I like this AquaMaxx dry live rock.  It is environmentally sourced and you can buy as little as 10 lbs (perfect for this tank).  But it is not my favorite.  I prefer the CaribSea Life Rock (10 lbs), mainly because it has a natural coralline color. But it is quite a bit more money.

Rock is important for a few reasons:  it provides a place for beneficial bacteria to colonize; it provides hiding places for your livestock; it gives you places to mount coral; and it is better than looking at an empty tank!

You don’t need a ton for this small tank, and I think 20 lbs would be sufficient, but if you buy more it will just give you more options!

AquaMaxx-Eco-Rock-Dry-Live-Rock-10-lbs-99

Gravel Vacuum / Siphon

For this build, I would probably go with the 9″ mini or medium size.  If you get the mini, be careful because it will be more likely to siphon out your sandbed and it will get clogged by more course types of sand. And and if you go with the large, it will drain the tank too quickly!

A gravel vacuum is a must in this hobby for water changes.  It is the easiest way to start a siphon and drain your water, while at the same time vacuuming your sand bed free of detritus.

Gravel Vacuum

Thermometer / TDS Meter

There are cheaper thermometers out there, but I haven’t found a less expensive digital thermometer and TDS meter combo. 

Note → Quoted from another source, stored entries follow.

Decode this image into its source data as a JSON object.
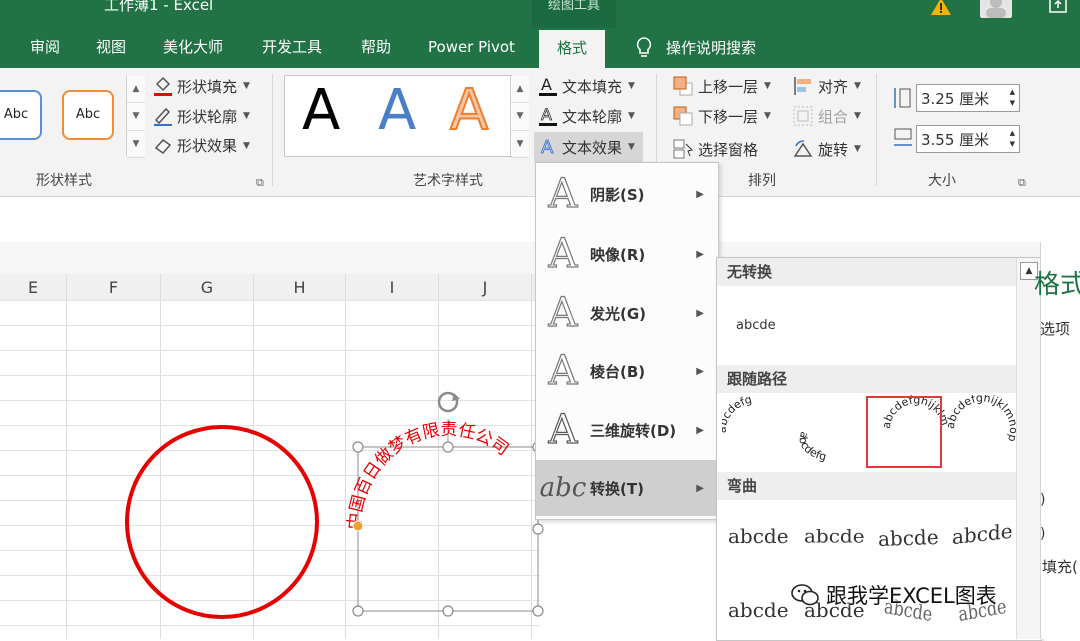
{
  "window": {
    "title": "工作薄1  -  Excel",
    "context_tab_group": "绘图工具"
  },
  "tabs": [
    {
      "label": "审阅"
    },
    {
      "label": "视图"
    },
    {
      "label": "美化大师"
    },
    {
      "label": "开发工具"
    },
    {
      "label": "帮助"
    },
    {
      "label": "Power Pivot"
    },
    {
      "label": "格式"
    }
  ],
  "tell_me": "操作说明搜索",
  "ribbon": {
    "shape_styles": {
      "label": "形状样式",
      "samples": [
        "Abc",
        "Abc"
      ],
      "fill": "形状填充",
      "outline": "形状轮廓",
      "effects": "形状效果"
    },
    "wordart_styles": {
      "label": "艺术字样式",
      "samples": [
        "A",
        "A",
        "A"
      ],
      "text_fill": "文本填充",
      "text_outline": "文本轮廓",
      "text_effects": "文本效果"
    },
    "arrange": {
      "label": "排列",
      "bring_forward": "上移一层",
      "send_backward": "下移一层",
      "selection_pane": "选择窗格",
      "align": "对齐",
      "group": "组合",
      "rotate": "旋转"
    },
    "size": {
      "label": "大小",
      "height": "3.25 厘米",
      "width": "3.55 厘米"
    }
  },
  "columns": [
    "E",
    "F",
    "G",
    "H",
    "I",
    "J"
  ],
  "text_effects_menu": [
    {
      "icon": "A",
      "label": "阴影(S)"
    },
    {
      "icon": "A",
      "label": "映像(R)"
    },
    {
      "icon": "A",
      "label": "发光(G)"
    },
    {
      "icon": "A",
      "label": "棱台(B)"
    },
    {
      "icon": "A",
      "label": "三维旋转(D)"
    },
    {
      "icon": "abc",
      "label": "转换(T)"
    }
  ],
  "transform_submenu": {
    "no_transform": {
      "header": "无转换",
      "sample": "abcde"
    },
    "follow_path": {
      "header": "跟随路径",
      "samples": [
        "abcdefg",
        "abcdefg",
        "abcdefghijklm",
        "abcdefghijklmnop"
      ]
    },
    "warp": {
      "header": "弯曲",
      "samples": [
        "abcde",
        "abcde",
        "abcde",
        "abcde",
        "abcde",
        "abcde",
        "abcde",
        "abcde"
      ]
    }
  },
  "shape": {
    "arc_text": "中国百日做梦有限责任公司"
  },
  "right_pane": {
    "title_fragment": "格式",
    "options_fragment": "选项",
    "fill_fragment": "填充("
  },
  "watermark": "跟我学EXCEL图表",
  "colors": {
    "excel_green": "#217346",
    "circle_red": "#e60000",
    "selection_red": "#e53935",
    "handle_orange": "#f0a030"
  }
}
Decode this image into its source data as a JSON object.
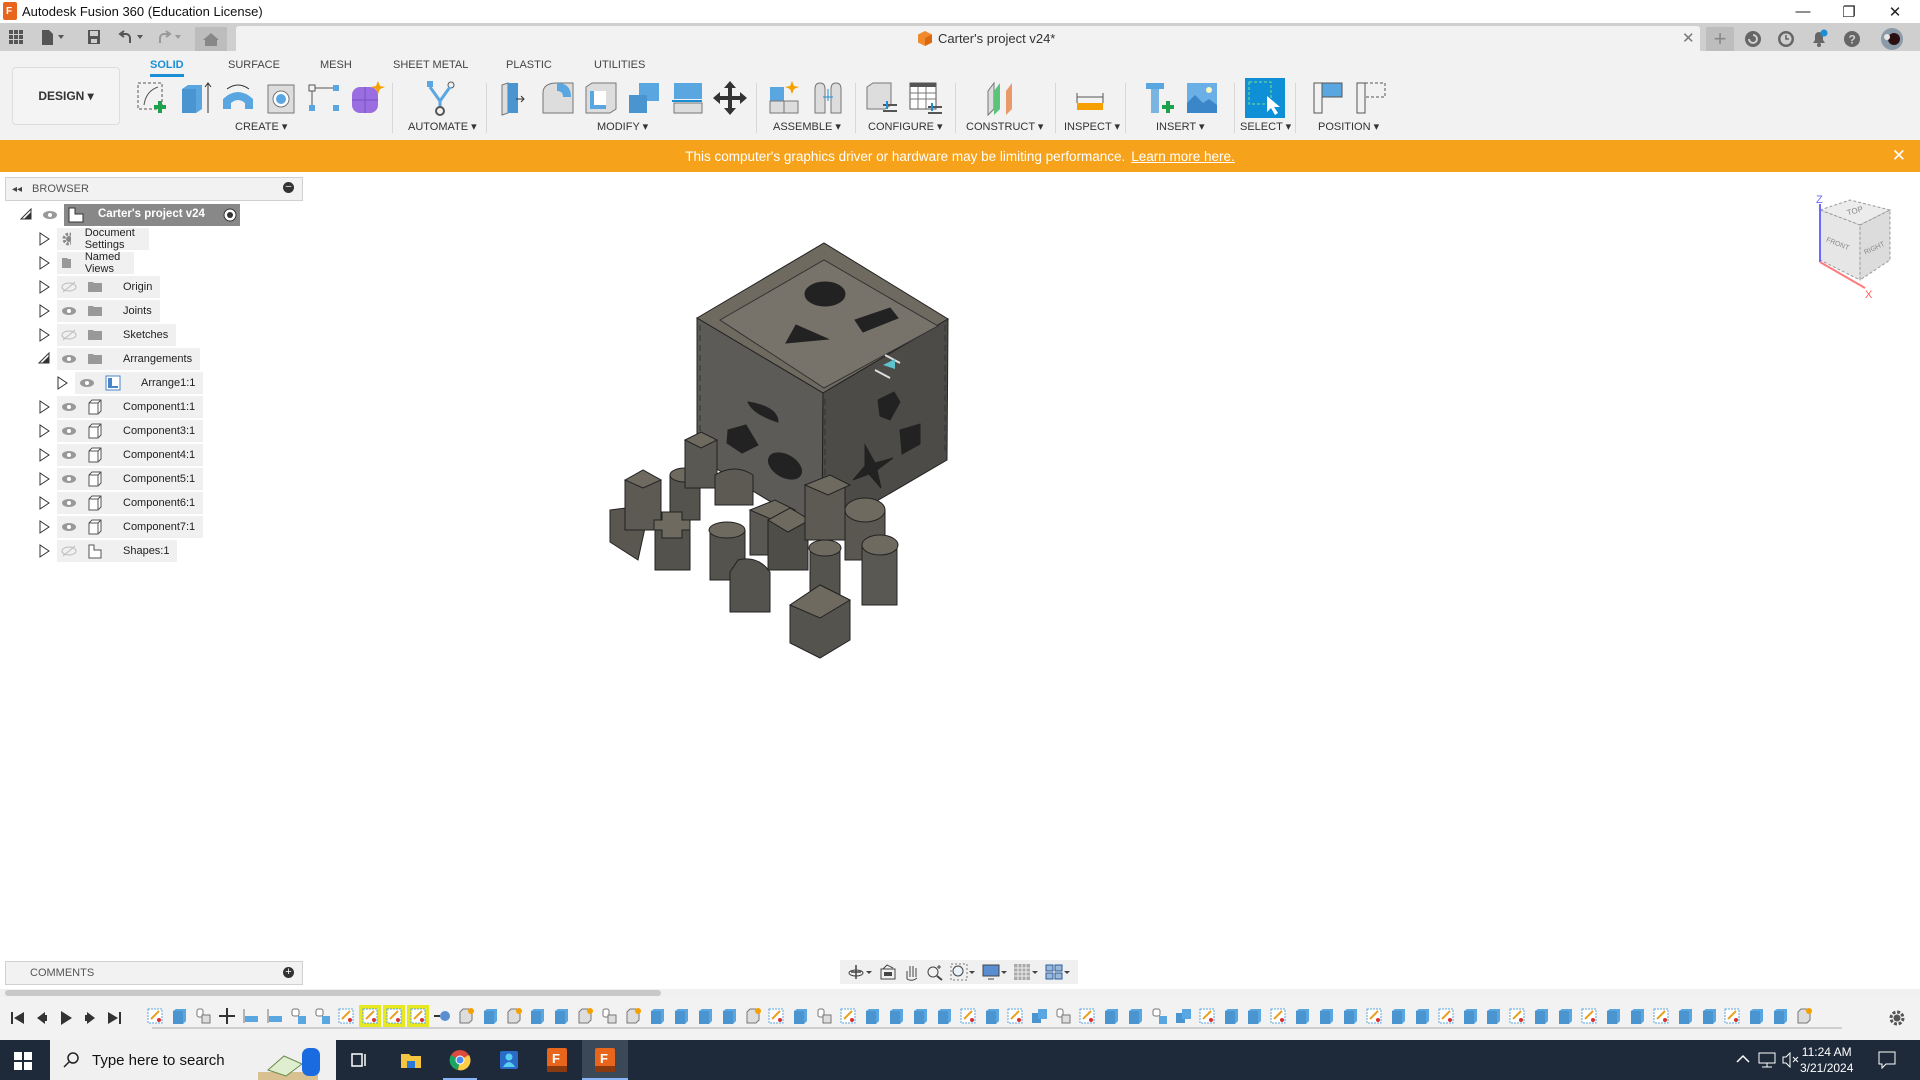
{
  "window": {
    "title": "Autodesk Fusion 360 (Education License)",
    "controls": [
      "minimize",
      "restore",
      "close"
    ]
  },
  "document_tab": {
    "title": "Carter's project v24*"
  },
  "quick_access": [
    "grid-icon",
    "file-icon",
    "save-icon",
    "undo-icon",
    "redo-icon",
    "home-icon"
  ],
  "top_right_icons": [
    "new-tab-icon",
    "extensions-icon",
    "job-status-icon",
    "notifications-icon",
    "help-icon",
    "user-avatar"
  ],
  "toolbar": {
    "workspace": "DESIGN",
    "tabs": [
      {
        "label": "SOLID",
        "active": true
      },
      {
        "label": "SURFACE"
      },
      {
        "label": "MESH"
      },
      {
        "label": "SHEET METAL"
      },
      {
        "label": "PLASTIC"
      },
      {
        "label": "UTILITIES"
      }
    ],
    "groups": [
      {
        "label": "CREATE",
        "tools": [
          "create-sketch",
          "extrude",
          "revolve",
          "hole",
          "pattern",
          "create-form"
        ]
      },
      {
        "label": "AUTOMATE",
        "tools": [
          "automated-modeling"
        ]
      },
      {
        "label": "MODIFY",
        "tools": [
          "press-pull",
          "fillet",
          "shell",
          "combine",
          "offset-face",
          "move-copy"
        ]
      },
      {
        "label": "ASSEMBLE",
        "tools": [
          "new-component",
          "joint"
        ]
      },
      {
        "label": "CONFIGURE",
        "tools": [
          "configure-model",
          "configuration-table"
        ]
      },
      {
        "label": "CONSTRUCT",
        "tools": [
          "midplane"
        ]
      },
      {
        "label": "INSPECT",
        "tools": [
          "measure"
        ]
      },
      {
        "label": "INSERT",
        "tools": [
          "insert-mcmaster",
          "insert-canvas"
        ]
      },
      {
        "label": "SELECT",
        "tools": [
          "select"
        ]
      },
      {
        "label": "POSITION",
        "tools": [
          "capture-position",
          "revert-position"
        ]
      }
    ]
  },
  "banner": {
    "message": "This computer's graphics driver or hardware may be limiting performance.",
    "link": "Learn more here.",
    "color": "#f7a21b"
  },
  "browser": {
    "title": "BROWSER",
    "root": {
      "label": "Carter's project v24"
    },
    "items": [
      {
        "label": "Document Settings",
        "icon": "gear",
        "eye": "none",
        "expanded": false,
        "level": 1
      },
      {
        "label": "Named Views",
        "icon": "folder",
        "eye": "none",
        "expanded": false,
        "level": 1
      },
      {
        "label": "Origin",
        "icon": "folder",
        "eye": "hidden",
        "expanded": false,
        "level": 1
      },
      {
        "label": "Joints",
        "icon": "folder",
        "eye": "visible",
        "expanded": false,
        "level": 1
      },
      {
        "label": "Sketches",
        "icon": "folder",
        "eye": "hidden",
        "expanded": false,
        "level": 1
      },
      {
        "label": "Arrangements",
        "icon": "folder",
        "eye": "visible",
        "expanded": true,
        "level": 1
      },
      {
        "label": "Arrange1:1",
        "icon": "arrange",
        "eye": "visible",
        "expanded": false,
        "level": 2
      },
      {
        "label": "Component1:1",
        "icon": "component",
        "eye": "visible",
        "expanded": false,
        "level": 1
      },
      {
        "label": "Component3:1",
        "icon": "component",
        "eye": "visible",
        "expanded": false,
        "level": 1
      },
      {
        "label": "Component4:1",
        "icon": "component",
        "eye": "visible",
        "expanded": false,
        "level": 1
      },
      {
        "label": "Component5:1",
        "icon": "component",
        "eye": "visible",
        "expanded": false,
        "level": 1
      },
      {
        "label": "Component6:1",
        "icon": "component",
        "eye": "visible",
        "expanded": false,
        "level": 1
      },
      {
        "label": "Component7:1",
        "icon": "component",
        "eye": "visible",
        "expanded": false,
        "level": 1
      },
      {
        "label": "Shapes:1",
        "icon": "shapes",
        "eye": "hidden",
        "expanded": false,
        "level": 1
      }
    ]
  },
  "viewcube": {
    "faces": [
      "TOP",
      "FRONT",
      "RIGHT"
    ],
    "axes": [
      "Z",
      "X"
    ]
  },
  "comments": {
    "title": "COMMENTS"
  },
  "nav_bar": [
    "orbit-icon",
    "look-at-icon",
    "pan-icon",
    "zoom-icon",
    "fit-icon",
    "display-settings-icon",
    "grid-icon",
    "viewports-icon"
  ],
  "timeline": {
    "controls": [
      "first",
      "previous",
      "play",
      "next",
      "last"
    ],
    "features": [
      "sketch",
      "extrude",
      "joint",
      "move",
      "align",
      "align",
      "rigid",
      "rigid",
      "sketch",
      "sketch-hl",
      "sketch-hl",
      "sketch-hl",
      "point",
      "component",
      "extrude",
      "component",
      "extrude",
      "extrude",
      "component",
      "joint",
      "component",
      "extrude",
      "extrude",
      "extrude",
      "extrude",
      "component",
      "sketch",
      "extrude",
      "joint",
      "sketch",
      "extrude",
      "extrude",
      "extrude",
      "extrude",
      "sketch",
      "extrude",
      "sketch",
      "combine",
      "joint",
      "sketch",
      "extrude",
      "extrude",
      "rigid",
      "combine",
      "sketch",
      "extrude",
      "extrude",
      "sketch",
      "extrude",
      "extrude",
      "extrude",
      "sketch",
      "extrude",
      "extrude",
      "sketch",
      "extrude",
      "extrude",
      "sketch",
      "extrude",
      "extrude",
      "sketch",
      "extrude",
      "extrude",
      "sketch",
      "extrude",
      "extrude",
      "sketch",
      "extrude",
      "extrude",
      "component"
    ]
  },
  "taskbar": {
    "search_placeholder": "Type here to search",
    "apps": [
      "task-view",
      "file-explorer",
      "chrome",
      "teams",
      "fusion-360",
      "fusion-360-active"
    ],
    "time": "11:24 AM",
    "date": "3/21/2024"
  }
}
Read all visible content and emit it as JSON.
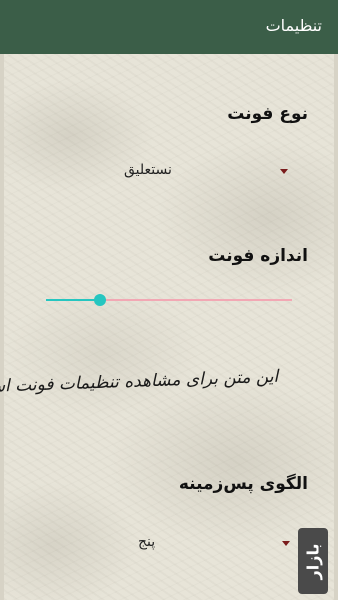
{
  "appbar": {
    "title": "تنظیمات"
  },
  "font_type": {
    "label": "نوع فونت",
    "selected": "نستعلیق"
  },
  "font_size": {
    "label": "اندازه فونت",
    "value_fraction": 0.22,
    "track_color": "#f2a8b4",
    "active_color": "#26c6c0"
  },
  "preview": {
    "text": "این متن برای مشاهده تنظیمات فونت است"
  },
  "background_pattern": {
    "label": "الگوی پس‌زمینه",
    "selected": "پنج"
  },
  "badge": {
    "text": "بازار",
    "icon": "bazaar-logo-icon"
  },
  "colors": {
    "appbar": "#3b5e48",
    "spinner_arrow": "#7a1c1c"
  }
}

Pocket Sized TDS Meter w/ digital thermometer in aquarium-specific packaging.

The world’s smallest and lightest TDS meter also comes with a built-in digital thermometer. It is a true pocket size meter, comfortably fitting into a shirt pocket without adding bulk. The TDS-4TM-A comes in an aquarium-specific retail-ready packaging.

Refractometer

It does need to be calibrated, but rather than buy an entire bottle of calibration fluid, just go to your LFS (Local Fish Store) and ask to use a few drops of theirs!

I’ve also heard that you can use RO/DI water to calibrate to zero, but I’m not sure if that is as effective as using a 35ppm saline solution!